Acampamento Base do Everest. Foto: Maria Tereza Ulbrich.

O texto, apresentado pelo ministro do Turismo, Anil Kumar Sinha, foi aprovado por unanimidade na câmara alta e seguirá agora para a Câmara dos Representantes do Nepal. Se o trâmite legislativo avançar sem obstáculos, a nova legislação poderá entrar em vigor em cerca de três meses.

Experiência mínima e atestado médico obrigatório

Entre as principais mudanças está a exigência de experiência prévia comprovada para solicitar permissão de escalada do Everest. A partir da nova lei, apenas montanhistas que tenham escalado ao menos um pico com mais de 7.000 metros em território nepalês poderão requerer autorização para tentar o cume da montanha mais alta do planeta. Anteriormente, o governo nepalês chegou a discutir propostas para exigir experiência prévia em montanhas de 6.500 metros ou mais. No entanto, essas medidas não foram plenamente implementadas como requisito formal.
Agora a nova regra busca conter o aumento de alpinistas inexperientes no chamado “teto do mundo”, fenômeno que, nos últimos anos, tem sido associado a congestionamentos nas rotas, maior número de acidentes e sobrecarga nas operações de resgate em alta altitude.

Trekkers durante a caminhada no trekking ao Acampamento Base do Everest. Foto: Pedro Hauck

Além disso, todos os integrantes de uma expedição — incluindo oficiais de ligação, sirdars (chefes de equipes), guias e equipe de apoio — deverão apresentar um certificado médico emitido no mês anterior ao pedido da licença. O objetivo é reduzir mortes e emergências evitáveis em grandes altitudes. O Departamento de Turismo também poderá negar autorizações caso considere que o solicitante não apresenta condições físicas adequadas.

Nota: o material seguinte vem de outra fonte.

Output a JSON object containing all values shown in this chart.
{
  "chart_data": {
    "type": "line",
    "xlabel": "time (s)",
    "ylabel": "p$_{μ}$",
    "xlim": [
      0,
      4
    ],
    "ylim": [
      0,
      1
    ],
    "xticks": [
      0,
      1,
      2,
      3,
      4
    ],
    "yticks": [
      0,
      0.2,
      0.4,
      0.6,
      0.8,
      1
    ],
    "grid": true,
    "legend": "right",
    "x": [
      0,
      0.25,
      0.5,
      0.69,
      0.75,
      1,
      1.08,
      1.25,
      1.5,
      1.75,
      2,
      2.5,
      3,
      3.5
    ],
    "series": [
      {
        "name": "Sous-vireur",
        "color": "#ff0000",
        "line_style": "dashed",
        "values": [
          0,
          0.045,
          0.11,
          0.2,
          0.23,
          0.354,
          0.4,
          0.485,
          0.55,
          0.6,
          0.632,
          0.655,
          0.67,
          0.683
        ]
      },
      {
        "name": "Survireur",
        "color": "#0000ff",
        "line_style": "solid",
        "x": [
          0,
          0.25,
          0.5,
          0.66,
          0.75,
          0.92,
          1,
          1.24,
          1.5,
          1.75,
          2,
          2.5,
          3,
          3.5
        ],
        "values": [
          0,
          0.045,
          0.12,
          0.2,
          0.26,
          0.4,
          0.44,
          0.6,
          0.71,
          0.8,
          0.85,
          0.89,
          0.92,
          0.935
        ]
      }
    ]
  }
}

Fundo ambiental permanente

A nova regra também institui o Fundo de Proteção Ambiental e Bem-Estar para Montanhistas, destinado a financiar ações de limpeza nas montanhas, garantir proteção social para guias e trabalhadores de apoio e apoiar políticas ambientais de longo prazo.

Mutirão realizado em 2019 por voluntários retirou cerca de 11 toneladas de lixo da montanha.

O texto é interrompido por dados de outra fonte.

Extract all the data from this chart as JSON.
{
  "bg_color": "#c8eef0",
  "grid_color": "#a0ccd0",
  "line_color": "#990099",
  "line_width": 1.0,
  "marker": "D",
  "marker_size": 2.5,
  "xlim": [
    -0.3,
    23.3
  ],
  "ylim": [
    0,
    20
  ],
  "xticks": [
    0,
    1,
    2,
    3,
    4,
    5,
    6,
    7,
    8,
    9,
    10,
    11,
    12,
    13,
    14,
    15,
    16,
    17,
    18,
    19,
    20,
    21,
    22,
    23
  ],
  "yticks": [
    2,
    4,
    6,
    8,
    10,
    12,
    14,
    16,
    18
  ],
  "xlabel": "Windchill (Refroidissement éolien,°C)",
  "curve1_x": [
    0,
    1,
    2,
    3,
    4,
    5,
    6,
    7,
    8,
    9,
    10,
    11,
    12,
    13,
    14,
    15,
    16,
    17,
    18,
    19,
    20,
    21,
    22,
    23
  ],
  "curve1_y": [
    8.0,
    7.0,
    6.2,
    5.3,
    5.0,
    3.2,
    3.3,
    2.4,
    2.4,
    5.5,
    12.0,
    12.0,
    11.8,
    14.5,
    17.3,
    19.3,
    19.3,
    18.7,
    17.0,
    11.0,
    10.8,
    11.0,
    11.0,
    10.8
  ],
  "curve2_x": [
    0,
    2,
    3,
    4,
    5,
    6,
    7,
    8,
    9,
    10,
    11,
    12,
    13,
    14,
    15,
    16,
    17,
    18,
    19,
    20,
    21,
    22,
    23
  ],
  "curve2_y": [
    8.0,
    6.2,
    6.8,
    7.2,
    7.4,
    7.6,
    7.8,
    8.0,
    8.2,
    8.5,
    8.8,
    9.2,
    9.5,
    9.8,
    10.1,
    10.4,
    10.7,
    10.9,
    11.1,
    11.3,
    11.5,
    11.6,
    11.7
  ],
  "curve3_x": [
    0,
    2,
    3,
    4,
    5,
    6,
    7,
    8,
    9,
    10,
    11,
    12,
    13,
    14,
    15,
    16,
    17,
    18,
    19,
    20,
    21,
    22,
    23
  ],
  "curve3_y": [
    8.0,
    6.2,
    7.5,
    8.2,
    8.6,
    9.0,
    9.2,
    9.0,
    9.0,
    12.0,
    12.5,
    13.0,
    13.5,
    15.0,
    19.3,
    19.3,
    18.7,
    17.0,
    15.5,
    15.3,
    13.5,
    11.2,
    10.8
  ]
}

Desde 2014, cada montanhista que tenta o Everest deve retornar com pelo menos oito quilos de lixo, sob pena de perder um depósito calção de US$ 4 mil. Agora, o governo propõe transformar esse valor em uma taxa não reembolsável, criando um fundo permanente para conservação.
A iniciativa responde às críticas nacionais e internacionais sobre o acúmulo histórico de resíduos no Everest. Em 2025, o governo já havia lançado um plano de limpeza com duração de cinco anos (2025-2029), prometendo uma abordagem mais estruturada e transparente após controvérsias envolvendo campanhas anteriores.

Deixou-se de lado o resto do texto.